Scheduler
Scheduler Reference
Overview
Schedulers provide a mechanism for prioritizing requests based on importance when the service capacity is limited. Scheduling of requests is based on a weighted fair queuing algorithm that ensures equitable resource allocation across workloads, factoring in the priorities and tokens (weight) of each request.
Service capacity limits can be determined based on one of the following techniques:
- Quota Scheduling: Global token buckets are used to track the request rate quota. The limit is based on a known limit, such as third-party API rate limits or inter-service API quotas.
- Concurrency Scheduling: Global token counters are used to track the concurrency. The limit is set based on the concurrent processing capacity of the service.
- Load Scheduling: Uses a token bucket local to each agent, which gets adjusted based on the past token rate at the agent. The limit is adjusted based on load at the service, such as CPU, queue length or response latency.
Each request to the scheduler seeks tokens from the underlying token bucket. If tokens are available, the request gets admitted. If tokens are not readily available, requests are queued, waiting either until tokens become accessible or until a timeout occurs.
This diagram illustrates the working of a scheduler for workload prioritization.
Workload
Workloads group requests based on common Flow Labels. Developers can send the workload parameters as flow labels using Aperture SDKs. The label keys used to identify workloads are configurable. See *_label_key parameters
Alternately, a list of Workloads can be defined inside the Scheduler specification using label matcher rules.
Priority
Priority represents the importance of a request compared to the other requests in the queue. It varies from 0 to any positive number, indicating the urgency level, with higher numbers denoting higher priority. The position of a flow in the queue is computed based on its virtual finish time using the following formula:
The capacity of a service is divided among the workloads based on their priorities. The higher the priority, the larger the share of its capacity. Note that priorities are relative to each other and not absolute. For example, if there are two workloads with priorities 1 and 2, the second workload gets twice the capacity of the first workload. If there are three workloads with priorities 1, 2 and 3, the third workload gets three times the capacity of the first workload.

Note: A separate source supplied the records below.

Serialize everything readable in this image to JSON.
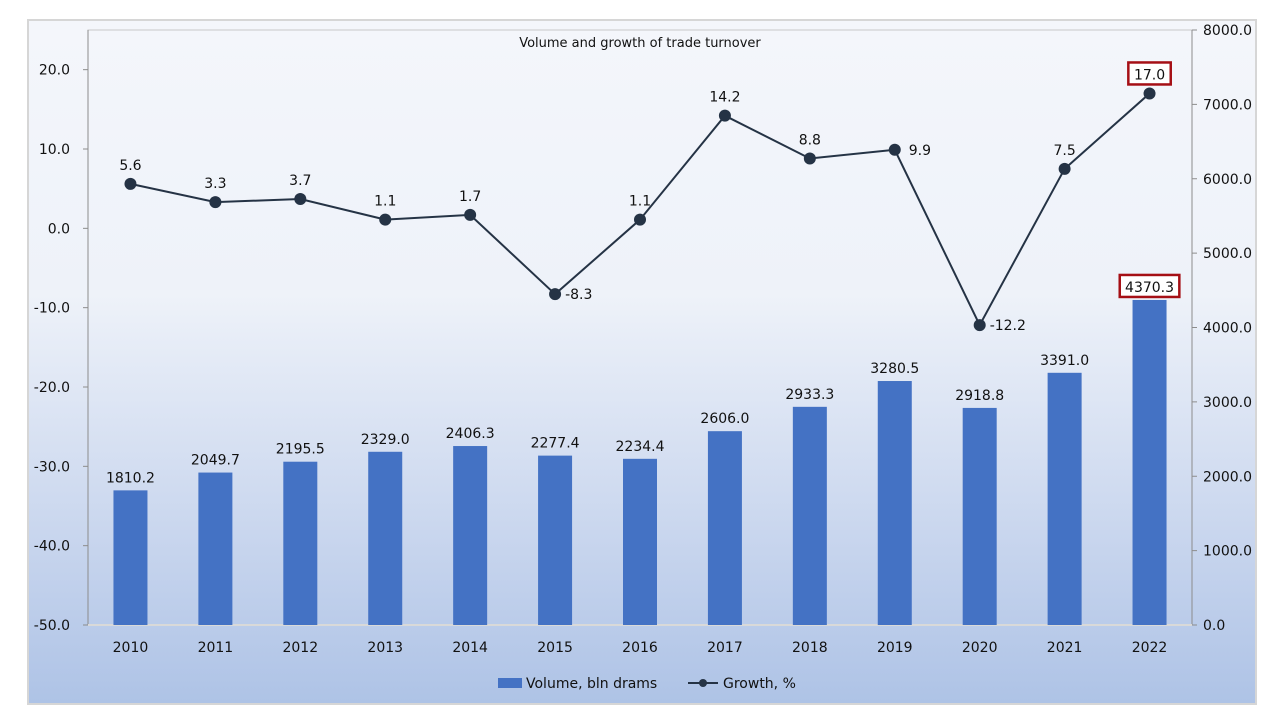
{
  "chart_data": {
    "type": "bar+line",
    "title": "Volume and growth of trade turnover",
    "categories": [
      "2010",
      "2011",
      "2012",
      "2013",
      "2014",
      "2015",
      "2016",
      "2017",
      "2018",
      "2019",
      "2020",
      "2021",
      "2022"
    ],
    "series": [
      {
        "name": "Volume, bln drams",
        "type": "bar",
        "axis": "right",
        "color": "#4472c4",
        "values": [
          1810.2,
          2049.7,
          2195.5,
          2329.0,
          2406.3,
          2277.4,
          2234.4,
          2606.0,
          2933.3,
          3280.5,
          2918.8,
          3391.0,
          4370.3
        ],
        "labels": [
          "1810.2",
          "2049.7",
          "2195.5",
          "2329.0",
          "2406.3",
          "2277.4",
          "2234.4",
          "2606.0",
          "2933.3",
          "3280.5",
          "2918.8",
          "3391.0",
          "4370.3"
        ]
      },
      {
        "name": "Growth, %",
        "type": "line",
        "axis": "left",
        "color": "#253345",
        "values": [
          5.6,
          3.3,
          3.7,
          1.1,
          1.7,
          -8.3,
          1.1,
          14.2,
          8.8,
          9.9,
          -12.2,
          7.5,
          17.0
        ],
        "labels": [
          "5.6",
          "3.3",
          "3.7",
          "1.1",
          "1.7",
          "-8.3",
          "1.1",
          "14.2",
          "8.8",
          "9.9",
          "-12.2",
          "7.5",
          "17.0"
        ]
      }
    ],
    "left_axis": {
      "range": [
        -50,
        25
      ],
      "ticks": [
        "20.0",
        "10.0",
        "0.0",
        "-10.0",
        "-20.0",
        "-30.0",
        "-40.0",
        "-50.0"
      ],
      "tick_values": [
        20,
        10,
        0,
        -10,
        -20,
        -30,
        -40,
        -50
      ]
    },
    "right_axis": {
      "range": [
        0,
        8000
      ],
      "ticks": [
        "8000.0",
        "7000.0",
        "6000.0",
        "5000.0",
        "4000.0",
        "3000.0",
        "2000.0",
        "1000.0",
        "0.0"
      ],
      "tick_values": [
        8000,
        7000,
        6000,
        5000,
        4000,
        3000,
        2000,
        1000,
        0
      ]
    },
    "highlighted_labels": [
      "17.0",
      "4370.3"
    ],
    "highlight_color": "#a50f15",
    "legend": {
      "placement": "bottom",
      "items": [
        "Volume, bln drams",
        "Growth, %"
      ]
    },
    "grid": false
  }
}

If a certain workload does not have enough requests, the capacity is shared among the other workloads. There is no upfront allocation of capacity to workloads.
Tokens
Tokens represent the cost for admitting a specific request. They can be defined either through request labels or through workload definition inside a policy. If not specified, the default token value is assumed to be 1 for each request, thus representing the number of requests. Estimating tokens accurately for each request helps fairer flow control decisions.
Tokens are determined in the following order of precedence:
- Specified in the flow labels.
- Estimated tokens (see
workload_latency_based_tokens
setting). - Specified in the
Workload.tokens
setting.
Tokens determine the relative allocation of capacity among requests. For example, a request with 4 tokens is the same as 4 requests with 1 token each.
Queue Timeout
The queue timeout is determined by the gRPC timeout provided on the
flowcontrol.v1.Check
call. When a request is made, it
includes a timeout value that specifies the maximum duration the request can
wait in the queue. If the request receives the necessary tokens within this
timeout duration, it is admitted. Otherwise, the timeout expires before the
tokens are available, the request is rejected. Thus, the timeout prevents
requests from waiting excessively long.
Developers can set the gRPC timeout on each startFlow
call. In the case of
middlewares, gRPC timeout is configured statically specific to each middleware
integration, e.g. through Envoy filter.
The timeout can also be configured using the queue_timeout
parameter in the
workload parameters.
The smaller of the two timeouts is used.
Fairness
The requests in a workload at the same priority level are served in a first-in-first-out manner. But that may not be desirable in multi-tenant environments, where a few users or tenants may take up most of the capacity.
Aperture's scheduler can ensure fair usage among users within a workload using a
stochastic fair queuing strategy. Developers can send the fairness key
identifying users or tenants in their app as a flow label. The label for
fairness key is defined in the
Scheduler specification as
fairness_label_key
.
Note that priorities determine relative allocation of capacity among workloads. Fairness ensures equitable allocation of capacity among users within a workload.